I was awakened to the Israeli-Palestinian divide as a teen. Today, peace looks further away than ever

My youth in an Israeli kibbutz was a stark introduction to the political tensions

On my first day volunteering in an Israeli kibbutz as a callow youth, I was instructed to clean out the graveyard. Toiling in the Middle Eastern heat, two military jets roared overhead. “Training exercise”, shrugged my supervisor. Hours later, I asked the same supervisor where I should deposit my rubbish bags.

“Oh, just over the fence,” he said to my puzzlement.

“Who is over the fence?”

“Oh, just Arabs…”

It was a stark introduction to a political divide, about which I had known nothing before my gap-year adventure. And, it was a rare moment of disdain among a Kibbutz community, who were among the most liberal, pro-Arab homeland of all Israelis I met.

I thought of the good people of Kibbutz Sarid this week, while reading in tears about the horrific Hamas attacks on Kibbutzim Be’Eri and Kfar Aza. Sarid is north of the West Bank, close to fabled Nazareth. Some of its 800-plus residents were already there in the 80s when this naive Croydon Catholic teen went in search of sun and sex.

There are 270 kibbutzim in Israel.

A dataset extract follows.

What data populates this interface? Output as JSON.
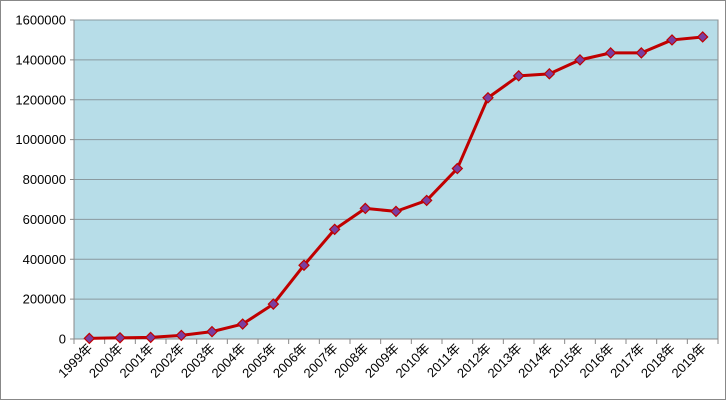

They were originally set up as a utopian, agrarian collective community, built around shared facilities. Meals were taken en masse in the dining hall; kibbutniks and volunteers alike took turns in the collective kitchen and children slept in dorms on weeknights.

The foreign volunteers helped with the harvest. Sarid had a factory too, which made grindstones. I spent a memorably bleak fortnight, with my nose literally to a grindstone.

We picked pomelo, grapefruit and avocado at dawn before the sun became too fierce and sang the entirety of Carole King’s Tapestry, up in the trees. But, boy, did we party. While we were introduced to the powerful Israeli aniseed liquour Arak, our hosts became familiar with my Goth music mix tapes.

We danced in the desert disco to the Banshees, as sullen Israeli teenage boys glowered at us, stoned, having returned from their weekly military service. It was hard labour by day, bacchanalian debauchery at night.

Only 23 kibbutzim still run a foreign volunteer programme. Many have since been privatised, Sarid included. They still provide subsidised accommodation for those born on the kibbutz, but children now sleep in family homes.

I heard from my American ex-girlfriend there this week. After a hedonistic fling, including a steamy trek around Egypt, she had dumped me for a “more appropriate” man, whom she later married.

She visited London last year. I had asked her if she would stay in Israel now she was divorced and hating the Netanyahu government, or return to the US? “It’s my home. What can I do?”.

That was her disconsolate message this week too when I checked in on her. At least, unlike many Palestinians trapped in Gaza, she could leave if she wished. She said the situation was a “heartbreaking nightmare” that was “only just beginning”. Last year, she had expressed doubt that Israel would ever achieve true peace without the dual-state solution that she, our kibbutznik friends, and many other Israelis advocate.

This week, peace looks further away than ever. Sadly, while we look on despairingly, it seems Sarid, Gaza, Israel and Palestine all face a harrowing and sorrowful short-term future.